いわゆる核爆弾を保有している国の中で削減していこうという動きがあったはずが、2022年から始まったロシアのウクライナ侵攻を受けて「やっぱり核戦力は必要なんじゃないか」とか「非核とか綺麗事を言ってる場合じゃない。今のロシアなら核を先行使用してもなんらおかしくない」こんな意見がよく聞かれる様になりました。

なんならアメリカでは無くす方向に行くどころか「核兵器の近代化」が進んでいるというのです。目指すべき動きと完全に逆行してるわけです。ではなぜ「無くした方がいい」とされる核戦力を使った軍事戦略にこだわるのか、核兵器の保有によるリスクはないのか・・・本書ではそういうことがわかります。

「核兵器をなくす」と言ってたはずの張本人が始めた核兵器の近代化

2023年現在の大統領はバイデン氏。ここから2つ遡るとバラク・オバマ氏です。大統領選挙の時の「Yes,we can」のセリフや初めての黒人系の大統領であることが注目されました(今だったら、黒人系が初めてだとか言った時点で多様性がどうのこうのという意見が飛んできそうです)。
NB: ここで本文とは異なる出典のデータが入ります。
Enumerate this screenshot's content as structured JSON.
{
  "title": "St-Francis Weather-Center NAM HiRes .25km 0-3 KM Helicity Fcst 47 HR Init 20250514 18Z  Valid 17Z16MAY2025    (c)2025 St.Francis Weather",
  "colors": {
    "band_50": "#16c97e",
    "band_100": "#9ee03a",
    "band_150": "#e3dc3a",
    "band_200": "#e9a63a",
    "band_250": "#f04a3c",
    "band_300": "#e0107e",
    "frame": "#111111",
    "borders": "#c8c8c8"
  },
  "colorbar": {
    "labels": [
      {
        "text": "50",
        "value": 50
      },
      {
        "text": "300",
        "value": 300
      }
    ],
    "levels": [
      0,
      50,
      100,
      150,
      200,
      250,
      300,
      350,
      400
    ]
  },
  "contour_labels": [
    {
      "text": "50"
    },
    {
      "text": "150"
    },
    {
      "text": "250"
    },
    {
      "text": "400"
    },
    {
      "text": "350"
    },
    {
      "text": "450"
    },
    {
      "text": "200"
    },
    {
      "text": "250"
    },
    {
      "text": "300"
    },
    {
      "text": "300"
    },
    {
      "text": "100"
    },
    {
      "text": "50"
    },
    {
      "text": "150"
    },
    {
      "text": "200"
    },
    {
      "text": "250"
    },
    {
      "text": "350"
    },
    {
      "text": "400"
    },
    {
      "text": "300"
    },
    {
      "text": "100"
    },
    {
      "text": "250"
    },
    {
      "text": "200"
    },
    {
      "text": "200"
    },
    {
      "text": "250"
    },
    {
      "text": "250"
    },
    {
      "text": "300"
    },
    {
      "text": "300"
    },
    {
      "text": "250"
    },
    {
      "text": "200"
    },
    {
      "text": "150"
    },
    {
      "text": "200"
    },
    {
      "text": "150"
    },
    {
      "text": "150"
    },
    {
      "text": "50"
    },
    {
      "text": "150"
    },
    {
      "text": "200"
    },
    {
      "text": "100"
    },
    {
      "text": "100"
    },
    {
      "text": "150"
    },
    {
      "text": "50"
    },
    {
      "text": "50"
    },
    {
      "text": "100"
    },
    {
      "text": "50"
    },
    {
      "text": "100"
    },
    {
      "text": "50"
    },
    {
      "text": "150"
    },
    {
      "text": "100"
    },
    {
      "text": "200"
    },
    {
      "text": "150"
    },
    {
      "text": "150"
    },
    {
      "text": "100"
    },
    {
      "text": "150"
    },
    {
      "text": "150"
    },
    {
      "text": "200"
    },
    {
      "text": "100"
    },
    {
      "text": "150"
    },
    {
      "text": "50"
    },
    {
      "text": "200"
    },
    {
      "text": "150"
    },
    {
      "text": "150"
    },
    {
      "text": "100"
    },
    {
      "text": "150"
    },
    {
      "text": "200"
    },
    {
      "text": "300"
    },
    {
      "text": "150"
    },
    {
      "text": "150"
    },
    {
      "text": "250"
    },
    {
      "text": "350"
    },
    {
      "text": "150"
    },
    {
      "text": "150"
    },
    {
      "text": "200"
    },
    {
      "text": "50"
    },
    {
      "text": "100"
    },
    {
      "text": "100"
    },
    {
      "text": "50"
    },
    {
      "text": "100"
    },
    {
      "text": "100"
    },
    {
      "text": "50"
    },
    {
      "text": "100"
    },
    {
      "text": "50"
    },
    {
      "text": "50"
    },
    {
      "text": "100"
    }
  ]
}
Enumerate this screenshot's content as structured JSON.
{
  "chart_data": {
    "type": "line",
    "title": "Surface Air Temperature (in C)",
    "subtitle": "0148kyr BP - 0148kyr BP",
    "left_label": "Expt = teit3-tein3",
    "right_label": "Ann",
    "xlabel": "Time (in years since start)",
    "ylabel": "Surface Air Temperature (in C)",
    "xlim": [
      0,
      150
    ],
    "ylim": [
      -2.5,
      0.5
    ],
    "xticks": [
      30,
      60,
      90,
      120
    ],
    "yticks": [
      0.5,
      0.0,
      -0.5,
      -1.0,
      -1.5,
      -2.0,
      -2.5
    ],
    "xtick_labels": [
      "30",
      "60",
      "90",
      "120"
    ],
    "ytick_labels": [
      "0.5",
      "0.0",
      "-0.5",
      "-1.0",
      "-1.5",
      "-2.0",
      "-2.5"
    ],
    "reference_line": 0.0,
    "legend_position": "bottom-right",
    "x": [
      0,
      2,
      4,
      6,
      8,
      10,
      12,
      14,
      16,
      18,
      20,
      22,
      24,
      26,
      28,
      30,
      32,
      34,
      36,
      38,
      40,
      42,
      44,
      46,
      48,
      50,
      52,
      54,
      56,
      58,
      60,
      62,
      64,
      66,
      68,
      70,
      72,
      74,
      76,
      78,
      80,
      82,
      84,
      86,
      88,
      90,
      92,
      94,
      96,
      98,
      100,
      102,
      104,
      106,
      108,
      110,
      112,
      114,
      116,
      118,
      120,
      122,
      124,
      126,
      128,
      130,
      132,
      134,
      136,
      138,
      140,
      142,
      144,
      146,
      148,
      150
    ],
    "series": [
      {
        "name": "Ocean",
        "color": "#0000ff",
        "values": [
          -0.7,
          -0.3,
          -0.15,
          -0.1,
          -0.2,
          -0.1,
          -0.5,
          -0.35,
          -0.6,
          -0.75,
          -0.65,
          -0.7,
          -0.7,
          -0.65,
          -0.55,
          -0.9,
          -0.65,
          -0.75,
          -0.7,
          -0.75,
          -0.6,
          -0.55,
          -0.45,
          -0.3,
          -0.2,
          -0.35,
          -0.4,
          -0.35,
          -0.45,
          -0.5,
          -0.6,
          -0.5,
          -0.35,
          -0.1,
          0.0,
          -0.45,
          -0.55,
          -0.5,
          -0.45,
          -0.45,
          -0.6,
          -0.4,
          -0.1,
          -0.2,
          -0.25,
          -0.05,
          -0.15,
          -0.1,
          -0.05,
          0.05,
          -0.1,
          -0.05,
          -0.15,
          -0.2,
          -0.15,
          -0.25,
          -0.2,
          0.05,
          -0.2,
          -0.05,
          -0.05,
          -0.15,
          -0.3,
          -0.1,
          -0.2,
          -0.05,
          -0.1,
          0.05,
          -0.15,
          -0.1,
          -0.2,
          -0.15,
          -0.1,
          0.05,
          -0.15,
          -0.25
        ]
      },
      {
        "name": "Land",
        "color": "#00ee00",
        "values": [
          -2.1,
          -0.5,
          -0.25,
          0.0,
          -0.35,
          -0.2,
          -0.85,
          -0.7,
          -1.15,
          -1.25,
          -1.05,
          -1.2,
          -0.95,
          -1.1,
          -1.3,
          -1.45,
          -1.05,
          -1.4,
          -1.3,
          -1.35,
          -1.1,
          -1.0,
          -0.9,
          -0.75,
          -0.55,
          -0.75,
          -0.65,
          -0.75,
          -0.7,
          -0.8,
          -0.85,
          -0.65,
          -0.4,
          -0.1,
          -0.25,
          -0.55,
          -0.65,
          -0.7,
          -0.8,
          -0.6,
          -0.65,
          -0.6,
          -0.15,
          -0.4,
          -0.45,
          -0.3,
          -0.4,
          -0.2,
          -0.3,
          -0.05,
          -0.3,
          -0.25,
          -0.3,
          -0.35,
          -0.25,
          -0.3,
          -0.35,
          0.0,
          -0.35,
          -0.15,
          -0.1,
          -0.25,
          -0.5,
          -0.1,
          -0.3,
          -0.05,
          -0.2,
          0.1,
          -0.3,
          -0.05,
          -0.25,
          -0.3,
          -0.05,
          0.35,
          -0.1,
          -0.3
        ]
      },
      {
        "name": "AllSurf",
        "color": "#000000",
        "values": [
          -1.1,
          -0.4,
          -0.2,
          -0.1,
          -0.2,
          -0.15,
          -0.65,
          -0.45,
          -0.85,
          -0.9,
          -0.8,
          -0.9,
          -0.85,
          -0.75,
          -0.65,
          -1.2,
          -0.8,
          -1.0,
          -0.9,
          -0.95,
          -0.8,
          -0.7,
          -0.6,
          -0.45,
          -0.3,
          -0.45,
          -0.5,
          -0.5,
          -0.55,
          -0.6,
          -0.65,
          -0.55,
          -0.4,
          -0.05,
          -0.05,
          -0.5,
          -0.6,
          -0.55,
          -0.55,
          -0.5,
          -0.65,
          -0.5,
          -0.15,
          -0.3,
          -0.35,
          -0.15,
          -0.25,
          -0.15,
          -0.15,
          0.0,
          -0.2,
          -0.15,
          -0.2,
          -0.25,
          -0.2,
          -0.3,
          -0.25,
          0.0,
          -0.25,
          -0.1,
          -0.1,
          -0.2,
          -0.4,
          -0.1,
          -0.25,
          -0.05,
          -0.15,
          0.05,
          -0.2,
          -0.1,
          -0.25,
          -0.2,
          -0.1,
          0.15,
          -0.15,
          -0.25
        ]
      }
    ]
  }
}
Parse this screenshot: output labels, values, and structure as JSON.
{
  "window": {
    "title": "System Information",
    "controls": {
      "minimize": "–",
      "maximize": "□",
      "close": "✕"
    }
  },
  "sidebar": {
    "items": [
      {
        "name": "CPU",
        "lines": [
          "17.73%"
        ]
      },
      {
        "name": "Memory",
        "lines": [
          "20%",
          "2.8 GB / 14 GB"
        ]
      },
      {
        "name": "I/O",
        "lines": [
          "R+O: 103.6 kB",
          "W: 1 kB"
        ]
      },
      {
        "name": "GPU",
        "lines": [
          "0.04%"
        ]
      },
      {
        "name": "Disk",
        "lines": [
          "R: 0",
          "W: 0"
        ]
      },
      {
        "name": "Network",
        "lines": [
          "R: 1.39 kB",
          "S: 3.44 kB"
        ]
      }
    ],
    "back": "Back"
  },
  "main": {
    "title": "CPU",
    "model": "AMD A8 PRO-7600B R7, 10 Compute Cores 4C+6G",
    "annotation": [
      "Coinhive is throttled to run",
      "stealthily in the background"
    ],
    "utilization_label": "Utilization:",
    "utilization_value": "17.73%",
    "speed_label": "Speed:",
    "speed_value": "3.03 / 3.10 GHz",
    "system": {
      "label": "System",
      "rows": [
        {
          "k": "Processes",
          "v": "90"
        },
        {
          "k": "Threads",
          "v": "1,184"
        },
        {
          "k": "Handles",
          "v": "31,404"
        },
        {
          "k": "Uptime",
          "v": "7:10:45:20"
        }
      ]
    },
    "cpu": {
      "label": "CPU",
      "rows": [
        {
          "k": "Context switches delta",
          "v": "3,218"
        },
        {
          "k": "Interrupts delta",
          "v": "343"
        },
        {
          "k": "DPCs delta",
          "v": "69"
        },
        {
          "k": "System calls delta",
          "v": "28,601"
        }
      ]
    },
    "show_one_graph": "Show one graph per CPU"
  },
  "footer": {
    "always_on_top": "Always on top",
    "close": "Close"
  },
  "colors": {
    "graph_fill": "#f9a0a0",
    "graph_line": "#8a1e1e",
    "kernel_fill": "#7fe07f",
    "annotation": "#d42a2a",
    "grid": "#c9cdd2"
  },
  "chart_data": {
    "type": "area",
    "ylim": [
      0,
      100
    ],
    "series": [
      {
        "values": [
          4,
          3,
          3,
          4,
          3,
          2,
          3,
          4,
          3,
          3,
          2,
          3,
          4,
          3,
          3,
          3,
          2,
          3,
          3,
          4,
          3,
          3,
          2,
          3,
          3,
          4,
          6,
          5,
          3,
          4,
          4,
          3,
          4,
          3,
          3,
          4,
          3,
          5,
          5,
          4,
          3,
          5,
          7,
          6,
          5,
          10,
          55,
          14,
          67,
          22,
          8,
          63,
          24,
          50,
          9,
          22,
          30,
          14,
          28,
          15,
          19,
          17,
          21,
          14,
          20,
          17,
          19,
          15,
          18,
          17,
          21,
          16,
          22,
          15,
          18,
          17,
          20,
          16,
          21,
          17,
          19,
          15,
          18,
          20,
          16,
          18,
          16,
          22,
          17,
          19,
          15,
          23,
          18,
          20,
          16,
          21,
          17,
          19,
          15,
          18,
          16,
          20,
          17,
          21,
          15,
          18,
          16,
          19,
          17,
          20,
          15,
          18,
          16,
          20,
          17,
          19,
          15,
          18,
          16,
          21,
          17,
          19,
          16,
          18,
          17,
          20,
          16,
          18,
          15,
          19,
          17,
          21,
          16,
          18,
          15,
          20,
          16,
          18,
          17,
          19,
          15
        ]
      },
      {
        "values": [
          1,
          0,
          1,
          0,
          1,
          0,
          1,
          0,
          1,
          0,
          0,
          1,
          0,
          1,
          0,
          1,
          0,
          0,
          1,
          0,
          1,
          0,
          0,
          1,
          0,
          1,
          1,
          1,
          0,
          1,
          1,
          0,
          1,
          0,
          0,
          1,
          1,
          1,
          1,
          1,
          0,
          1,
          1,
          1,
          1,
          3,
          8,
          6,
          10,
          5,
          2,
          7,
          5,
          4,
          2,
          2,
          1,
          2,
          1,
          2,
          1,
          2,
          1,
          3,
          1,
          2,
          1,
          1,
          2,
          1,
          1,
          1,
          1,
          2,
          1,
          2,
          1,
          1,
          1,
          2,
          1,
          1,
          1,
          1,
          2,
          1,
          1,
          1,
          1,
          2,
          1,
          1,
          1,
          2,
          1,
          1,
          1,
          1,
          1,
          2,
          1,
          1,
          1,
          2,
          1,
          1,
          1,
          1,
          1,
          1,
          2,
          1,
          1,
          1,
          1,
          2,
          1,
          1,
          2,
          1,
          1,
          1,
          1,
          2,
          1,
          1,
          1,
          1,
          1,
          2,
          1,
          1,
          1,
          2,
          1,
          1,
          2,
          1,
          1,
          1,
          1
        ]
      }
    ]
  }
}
彼が2009年に演説した内容が取り上げられていました。それは

  • 核兵器のない世界に向けた政策
  • その目標はすぐには到達できず、核兵器が存在する限り敵を抑止するための核戦力を維持する

です。壮大な矛盾を抱えている気がしないでもないです。世の中に核兵器があるかぎり、自分たちも核戦力を保有するということですが、これって「みんなは核兵器を無くしてくれれば自分たちは最後に手放しますよ」という意味にもとれます。

それは他の核保有国がOKしないでしょう。自分たちがおとなしく手放したらアメリカだけが核保有国として残ります。その時になって「やっぱり核保有続けますわ!」なんて言ってももはや他国はどうしようもないし、アメリカの一人勝ち状態です。

上記2点目の内容が核兵器の近代化につながるわけですが、そんなことしてたらいつまで経っても核兵器はなくならんでしょう。ないしは核兵器をなくすという理想論は手放してある程度は核兵器がある前提で軍事政策を決めた方がいいとも思えます。自分は本書を読んでそういう方向に傾きつつあります。唯一の被爆国の国民としてはよろしくない考え方かもしれませんが、理想と現実は異なるのが常です。

バカすか作るのがいいとも思いませんけど、実現しもしないことを考えても無駄な労力なのかなというのが核廃絶の問題なのかなと思います。